To be sure there was plenty of bad behavior on the part of politicians in both parties (while the Dems were the main instigators during the Clinton administration and beyond, the Bush administration was actively pushing “an ownership society” during the 2004 campaign and was doing nothing to reverse the large HUD quotas). Some of the private sector excesses have been well documented such as the Countrywide Financial “liar loans” where income and other borrower information was fabricated in order to sell the loans. But the important point and the lesson that we SHOULD learn from the crisis is that it was OVERregulation by the Federal Government and Congress that pushed for the legislative changes that led to the crisis, NOT deregulation which was the more popular, political reaction in 2009 and beyond.

Unfortunately, this lesson has NOT been learned by Congress who has pursued greater regulation of banks with its onerous Dodd-Frank regulations passed in 2009 as the primary knee jerk reaction to the crisis. At the same time, Wallison points out that Congress has slipped back into old habits ignoring the high default rates of NCMs (and why Fannie and Freddie effectively went bankrupt) in order to provide greater credit availability and the newly created Consumer Financial Protection Bureau instituting a QM (a minimum qualifying mortgage) and eventually a QRM (supposedly a high quality mortgage required under Dodd-Frank) that required no down payment or minimum credit score for the borrower. In the last paragraph of the book, Wallison soberly notes “Unless at some point the narrative about the financial crisis is supplanted by an account of what really caused the financial crisis, it is only a matter of time before the ideas that produced the FHFA strategic plan, the QM/QRM rule and the Johnson-Crapo bill will carry the day.
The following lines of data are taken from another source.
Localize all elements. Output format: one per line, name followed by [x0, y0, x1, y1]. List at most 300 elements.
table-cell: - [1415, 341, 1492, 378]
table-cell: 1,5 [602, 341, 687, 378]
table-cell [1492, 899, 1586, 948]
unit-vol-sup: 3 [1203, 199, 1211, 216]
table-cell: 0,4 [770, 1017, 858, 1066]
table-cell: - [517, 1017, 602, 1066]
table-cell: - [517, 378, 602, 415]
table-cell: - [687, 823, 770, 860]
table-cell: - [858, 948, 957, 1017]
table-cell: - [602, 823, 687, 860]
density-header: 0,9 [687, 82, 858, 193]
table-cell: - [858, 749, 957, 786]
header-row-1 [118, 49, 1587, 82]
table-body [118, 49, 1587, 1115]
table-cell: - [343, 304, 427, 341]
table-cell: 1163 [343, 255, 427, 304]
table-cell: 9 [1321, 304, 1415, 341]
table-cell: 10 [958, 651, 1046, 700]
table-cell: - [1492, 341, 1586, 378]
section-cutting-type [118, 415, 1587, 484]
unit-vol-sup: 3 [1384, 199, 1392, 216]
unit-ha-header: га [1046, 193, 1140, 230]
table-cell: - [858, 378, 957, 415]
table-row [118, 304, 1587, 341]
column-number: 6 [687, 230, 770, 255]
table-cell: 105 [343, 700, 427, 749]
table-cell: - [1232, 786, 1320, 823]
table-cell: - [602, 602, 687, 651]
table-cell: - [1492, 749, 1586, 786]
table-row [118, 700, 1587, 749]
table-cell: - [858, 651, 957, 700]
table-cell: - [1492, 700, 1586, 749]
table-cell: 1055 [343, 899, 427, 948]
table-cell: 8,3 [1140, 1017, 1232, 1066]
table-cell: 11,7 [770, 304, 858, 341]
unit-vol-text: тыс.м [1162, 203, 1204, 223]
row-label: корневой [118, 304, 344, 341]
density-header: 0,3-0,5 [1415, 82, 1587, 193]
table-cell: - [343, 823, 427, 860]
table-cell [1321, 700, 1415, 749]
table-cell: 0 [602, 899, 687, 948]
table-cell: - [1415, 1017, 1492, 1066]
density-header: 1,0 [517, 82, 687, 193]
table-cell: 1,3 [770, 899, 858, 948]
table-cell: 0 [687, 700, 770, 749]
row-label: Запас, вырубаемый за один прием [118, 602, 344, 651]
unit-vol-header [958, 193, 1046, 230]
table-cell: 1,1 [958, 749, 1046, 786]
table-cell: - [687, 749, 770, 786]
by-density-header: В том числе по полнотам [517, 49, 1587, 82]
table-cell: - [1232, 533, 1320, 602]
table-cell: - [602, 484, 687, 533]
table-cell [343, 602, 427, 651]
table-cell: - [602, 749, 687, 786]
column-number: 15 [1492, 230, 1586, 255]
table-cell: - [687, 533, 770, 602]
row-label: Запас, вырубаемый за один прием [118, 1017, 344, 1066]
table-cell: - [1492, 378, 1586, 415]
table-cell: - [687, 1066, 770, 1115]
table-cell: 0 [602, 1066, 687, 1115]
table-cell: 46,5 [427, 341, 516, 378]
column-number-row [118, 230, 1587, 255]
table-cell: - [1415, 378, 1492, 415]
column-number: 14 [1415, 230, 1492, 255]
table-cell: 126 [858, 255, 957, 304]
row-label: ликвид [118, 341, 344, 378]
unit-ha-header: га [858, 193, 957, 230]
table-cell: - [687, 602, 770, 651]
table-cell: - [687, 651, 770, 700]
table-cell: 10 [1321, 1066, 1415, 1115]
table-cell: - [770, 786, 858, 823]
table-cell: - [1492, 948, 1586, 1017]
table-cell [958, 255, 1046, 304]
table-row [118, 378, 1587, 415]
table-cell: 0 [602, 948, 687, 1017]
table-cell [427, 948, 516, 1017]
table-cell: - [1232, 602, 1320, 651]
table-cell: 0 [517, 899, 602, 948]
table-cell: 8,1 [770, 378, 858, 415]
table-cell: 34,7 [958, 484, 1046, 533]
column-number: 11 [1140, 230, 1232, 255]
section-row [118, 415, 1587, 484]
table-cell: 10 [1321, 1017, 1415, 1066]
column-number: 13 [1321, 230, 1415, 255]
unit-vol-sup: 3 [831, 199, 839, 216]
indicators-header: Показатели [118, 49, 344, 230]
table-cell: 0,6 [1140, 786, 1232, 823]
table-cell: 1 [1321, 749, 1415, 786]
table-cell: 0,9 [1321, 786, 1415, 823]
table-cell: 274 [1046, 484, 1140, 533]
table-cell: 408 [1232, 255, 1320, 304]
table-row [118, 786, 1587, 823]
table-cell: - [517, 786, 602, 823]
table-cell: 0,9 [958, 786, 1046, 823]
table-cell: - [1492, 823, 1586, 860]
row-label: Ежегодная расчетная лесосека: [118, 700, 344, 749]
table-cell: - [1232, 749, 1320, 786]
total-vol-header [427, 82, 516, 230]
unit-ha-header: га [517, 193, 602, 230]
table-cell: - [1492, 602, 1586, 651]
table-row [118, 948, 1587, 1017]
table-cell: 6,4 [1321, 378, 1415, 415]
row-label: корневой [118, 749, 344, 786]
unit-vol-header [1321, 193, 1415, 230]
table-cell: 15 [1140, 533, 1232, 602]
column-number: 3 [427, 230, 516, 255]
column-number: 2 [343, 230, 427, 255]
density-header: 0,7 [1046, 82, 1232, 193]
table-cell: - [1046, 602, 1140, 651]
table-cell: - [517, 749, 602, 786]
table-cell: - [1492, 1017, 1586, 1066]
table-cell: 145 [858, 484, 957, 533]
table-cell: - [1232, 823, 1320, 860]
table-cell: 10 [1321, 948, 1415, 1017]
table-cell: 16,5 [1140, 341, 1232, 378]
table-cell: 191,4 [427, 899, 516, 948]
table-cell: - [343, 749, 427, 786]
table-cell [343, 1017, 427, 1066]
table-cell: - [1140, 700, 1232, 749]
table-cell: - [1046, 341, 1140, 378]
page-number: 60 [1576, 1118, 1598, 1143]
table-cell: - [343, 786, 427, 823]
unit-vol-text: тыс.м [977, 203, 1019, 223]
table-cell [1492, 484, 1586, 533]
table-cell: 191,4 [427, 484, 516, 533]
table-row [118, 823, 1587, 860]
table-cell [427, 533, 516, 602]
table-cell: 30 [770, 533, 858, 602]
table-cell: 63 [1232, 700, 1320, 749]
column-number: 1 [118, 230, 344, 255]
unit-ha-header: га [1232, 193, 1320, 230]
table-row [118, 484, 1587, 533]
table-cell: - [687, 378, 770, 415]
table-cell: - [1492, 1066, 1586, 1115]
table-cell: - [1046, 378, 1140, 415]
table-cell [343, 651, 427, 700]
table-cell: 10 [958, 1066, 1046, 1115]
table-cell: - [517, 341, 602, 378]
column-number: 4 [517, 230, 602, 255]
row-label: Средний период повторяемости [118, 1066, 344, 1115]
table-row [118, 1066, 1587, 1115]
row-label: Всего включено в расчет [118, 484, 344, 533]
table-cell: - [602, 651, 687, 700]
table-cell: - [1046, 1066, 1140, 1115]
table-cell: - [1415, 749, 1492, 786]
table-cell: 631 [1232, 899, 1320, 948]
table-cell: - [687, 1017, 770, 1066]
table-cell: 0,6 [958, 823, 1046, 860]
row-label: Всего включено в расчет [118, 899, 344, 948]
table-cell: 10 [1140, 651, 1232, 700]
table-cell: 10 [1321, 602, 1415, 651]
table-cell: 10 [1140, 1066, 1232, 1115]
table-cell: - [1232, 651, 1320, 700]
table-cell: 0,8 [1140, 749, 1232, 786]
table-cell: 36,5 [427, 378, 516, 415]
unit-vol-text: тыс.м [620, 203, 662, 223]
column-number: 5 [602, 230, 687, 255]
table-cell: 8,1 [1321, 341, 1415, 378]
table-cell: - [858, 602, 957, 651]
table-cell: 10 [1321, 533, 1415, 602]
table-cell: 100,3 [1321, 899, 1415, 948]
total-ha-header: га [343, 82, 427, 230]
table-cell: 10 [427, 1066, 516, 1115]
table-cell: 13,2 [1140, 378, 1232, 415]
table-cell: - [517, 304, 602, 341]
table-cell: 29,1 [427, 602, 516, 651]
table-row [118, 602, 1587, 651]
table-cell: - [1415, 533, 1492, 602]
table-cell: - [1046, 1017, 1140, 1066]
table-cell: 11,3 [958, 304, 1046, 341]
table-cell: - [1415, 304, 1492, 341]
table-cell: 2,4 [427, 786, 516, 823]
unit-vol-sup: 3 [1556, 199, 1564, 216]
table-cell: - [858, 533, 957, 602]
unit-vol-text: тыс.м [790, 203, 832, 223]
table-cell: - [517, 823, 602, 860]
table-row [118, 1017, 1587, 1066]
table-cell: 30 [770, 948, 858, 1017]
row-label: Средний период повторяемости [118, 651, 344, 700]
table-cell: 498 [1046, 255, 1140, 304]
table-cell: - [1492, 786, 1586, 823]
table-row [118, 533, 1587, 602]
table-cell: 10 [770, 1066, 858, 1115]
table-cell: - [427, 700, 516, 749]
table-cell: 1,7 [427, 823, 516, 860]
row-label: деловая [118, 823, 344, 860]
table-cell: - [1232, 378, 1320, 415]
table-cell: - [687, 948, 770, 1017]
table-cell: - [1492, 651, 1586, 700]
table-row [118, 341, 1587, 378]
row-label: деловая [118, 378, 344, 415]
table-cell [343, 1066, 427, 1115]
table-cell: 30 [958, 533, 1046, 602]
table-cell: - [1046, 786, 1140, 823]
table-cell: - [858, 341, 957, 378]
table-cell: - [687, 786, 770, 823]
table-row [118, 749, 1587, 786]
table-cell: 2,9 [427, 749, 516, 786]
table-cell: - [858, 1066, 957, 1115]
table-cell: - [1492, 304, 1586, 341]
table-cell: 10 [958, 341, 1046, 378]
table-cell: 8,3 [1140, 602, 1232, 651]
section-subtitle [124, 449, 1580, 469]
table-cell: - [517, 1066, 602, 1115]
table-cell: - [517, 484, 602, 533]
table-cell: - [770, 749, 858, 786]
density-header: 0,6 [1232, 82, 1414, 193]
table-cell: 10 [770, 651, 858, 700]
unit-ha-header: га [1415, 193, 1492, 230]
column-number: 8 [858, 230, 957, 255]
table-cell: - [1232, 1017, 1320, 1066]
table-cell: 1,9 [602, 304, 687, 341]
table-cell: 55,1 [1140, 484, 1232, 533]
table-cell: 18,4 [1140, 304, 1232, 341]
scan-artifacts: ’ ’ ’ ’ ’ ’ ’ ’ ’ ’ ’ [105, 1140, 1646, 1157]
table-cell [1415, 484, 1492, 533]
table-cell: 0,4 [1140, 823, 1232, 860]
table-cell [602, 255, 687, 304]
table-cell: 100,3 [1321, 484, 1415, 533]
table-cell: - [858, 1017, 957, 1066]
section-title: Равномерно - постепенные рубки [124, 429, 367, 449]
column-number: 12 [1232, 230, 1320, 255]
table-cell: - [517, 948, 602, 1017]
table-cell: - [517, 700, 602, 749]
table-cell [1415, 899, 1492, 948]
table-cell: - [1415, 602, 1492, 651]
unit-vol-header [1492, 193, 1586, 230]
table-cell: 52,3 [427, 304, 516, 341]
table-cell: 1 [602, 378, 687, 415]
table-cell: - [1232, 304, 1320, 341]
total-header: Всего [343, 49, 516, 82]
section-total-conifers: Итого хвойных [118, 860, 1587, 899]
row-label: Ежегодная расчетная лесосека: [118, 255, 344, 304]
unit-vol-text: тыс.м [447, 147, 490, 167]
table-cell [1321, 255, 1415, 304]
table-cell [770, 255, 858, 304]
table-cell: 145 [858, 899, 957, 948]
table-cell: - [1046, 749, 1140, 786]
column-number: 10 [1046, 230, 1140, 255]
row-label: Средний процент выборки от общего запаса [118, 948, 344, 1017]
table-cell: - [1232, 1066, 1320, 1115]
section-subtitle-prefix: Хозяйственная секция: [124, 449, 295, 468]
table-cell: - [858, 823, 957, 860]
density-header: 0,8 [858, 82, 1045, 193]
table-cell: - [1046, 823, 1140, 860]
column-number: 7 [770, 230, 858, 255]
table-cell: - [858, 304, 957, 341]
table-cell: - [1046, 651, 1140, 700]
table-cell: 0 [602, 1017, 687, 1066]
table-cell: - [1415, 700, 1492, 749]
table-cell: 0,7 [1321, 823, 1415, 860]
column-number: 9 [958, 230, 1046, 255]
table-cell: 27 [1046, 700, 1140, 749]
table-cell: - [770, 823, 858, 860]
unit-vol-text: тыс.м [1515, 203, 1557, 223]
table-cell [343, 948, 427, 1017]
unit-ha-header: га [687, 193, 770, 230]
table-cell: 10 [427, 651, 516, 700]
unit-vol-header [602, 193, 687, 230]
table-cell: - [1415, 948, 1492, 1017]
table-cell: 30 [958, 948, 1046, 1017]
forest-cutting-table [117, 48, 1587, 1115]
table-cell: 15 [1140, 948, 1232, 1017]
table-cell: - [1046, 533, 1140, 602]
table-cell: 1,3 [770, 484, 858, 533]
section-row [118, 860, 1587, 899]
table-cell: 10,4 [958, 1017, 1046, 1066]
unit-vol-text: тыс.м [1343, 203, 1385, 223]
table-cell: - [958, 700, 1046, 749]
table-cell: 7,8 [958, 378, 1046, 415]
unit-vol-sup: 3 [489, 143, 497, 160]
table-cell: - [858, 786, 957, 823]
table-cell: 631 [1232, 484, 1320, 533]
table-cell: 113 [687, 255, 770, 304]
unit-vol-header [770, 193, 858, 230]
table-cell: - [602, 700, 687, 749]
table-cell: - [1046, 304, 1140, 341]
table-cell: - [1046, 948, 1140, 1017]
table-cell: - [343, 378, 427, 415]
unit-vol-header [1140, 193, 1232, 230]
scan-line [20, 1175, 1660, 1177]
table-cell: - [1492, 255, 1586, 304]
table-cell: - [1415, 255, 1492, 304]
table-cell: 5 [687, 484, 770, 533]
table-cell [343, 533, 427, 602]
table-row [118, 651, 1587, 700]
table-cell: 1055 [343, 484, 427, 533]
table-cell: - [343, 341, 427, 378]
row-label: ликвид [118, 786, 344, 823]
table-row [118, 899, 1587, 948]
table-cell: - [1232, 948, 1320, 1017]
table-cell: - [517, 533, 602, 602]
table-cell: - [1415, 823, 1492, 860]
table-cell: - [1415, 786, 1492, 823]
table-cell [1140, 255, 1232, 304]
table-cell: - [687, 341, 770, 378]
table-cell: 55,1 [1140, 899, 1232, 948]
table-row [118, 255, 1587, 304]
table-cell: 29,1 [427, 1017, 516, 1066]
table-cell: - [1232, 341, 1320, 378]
If that happens, we can be sure that another financial crisis awaits us in the future”. My less sanguine view is that Congress or the federal government as a whole will NEVER accept the factual narrative that it was government policy and regulation that caused the crisis (though at least Barney Frank now accepts this explanation). Unfortunately, Congress is very good at blaming others for their own incompetence.

From → Economics

2 Comments
  1. Great blog post, Bruce. This is what I believed, though it has been politically incorrect to say it out loud.

    • Absolutely right, Jack and finally someone actually did the analysis to back it up.